Woman Dies after Taking Weight Lose Pills

By on September 20, 2014

Overdose of ‘slimming pills’ apparently led to death of a 30-year-old woman in Chhindwara district of Madhya Pradesh.

Deceased Sita Nagwanshi, resident of Nolakhapa village, was admitted at district hospital by her family members on Wednesday morning where she died after a few hours. Doctors said she suffered a cardiac arrest.

Sita’s family said they were still clueless on the circumstances that led to her death and requested a probe. Matter then was informed to police and autopsy was done.

However a doctor was informed by her husband that Sita was reeling under depression because of obesity and was consuming some unknown fat-burning pills for the last two weeks.

“Going by what her family told me, I am personally of the opinion that overdose of the unknown wright-loss drug killed her,” said a health officer wishing anonymity.

Dr Nerendra Hanote who conducted postmortem said detailed analysis was required to ascertain circumstances that led to her death. “I am not in a position of give any definite opinion now. Samples would be sent for forensic analysis,” Dr Hanote told TOI.

There are several medical shops in Chhindwara and adjoining Nagpur in Maharashtra where such pills are being sold over the counter.

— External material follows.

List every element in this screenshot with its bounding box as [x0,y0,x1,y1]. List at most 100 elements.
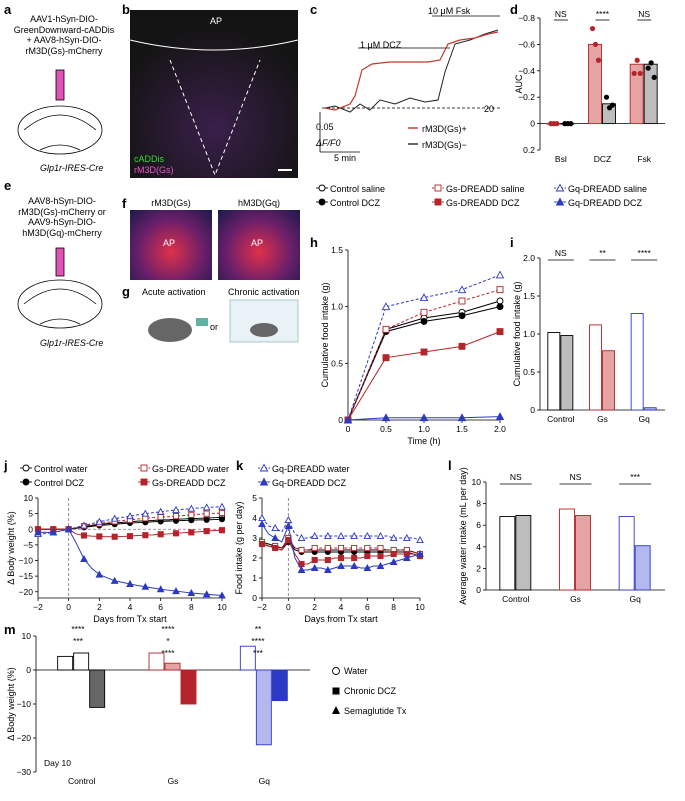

According to Indore based bariatric surgeon Dr Mohit Bhandari, “There have been several reports of death due to the so-called fat burning pills in the state. Drugs like Sibutramine suppress appetite and block the reuptake of neurotransmitters to trick the brain into thinking the stomach was full. They were extremely dangerous”.

He said placebos and steroids are being sold in the name of weight-loss drugs across the state.

In 2010, Drug Controller General of India (DCGI) had issued notices to all state drug controllers directing them to suspend licenses granted to manufacturers for sales, manufacturing and distribution of sibutramine, R-sibutramine and their formulations with immediate effect. The decision to stop manufacturing of the drug was taken in the wake of the studies suggesting higher risk of heart diseases from the use of this drug.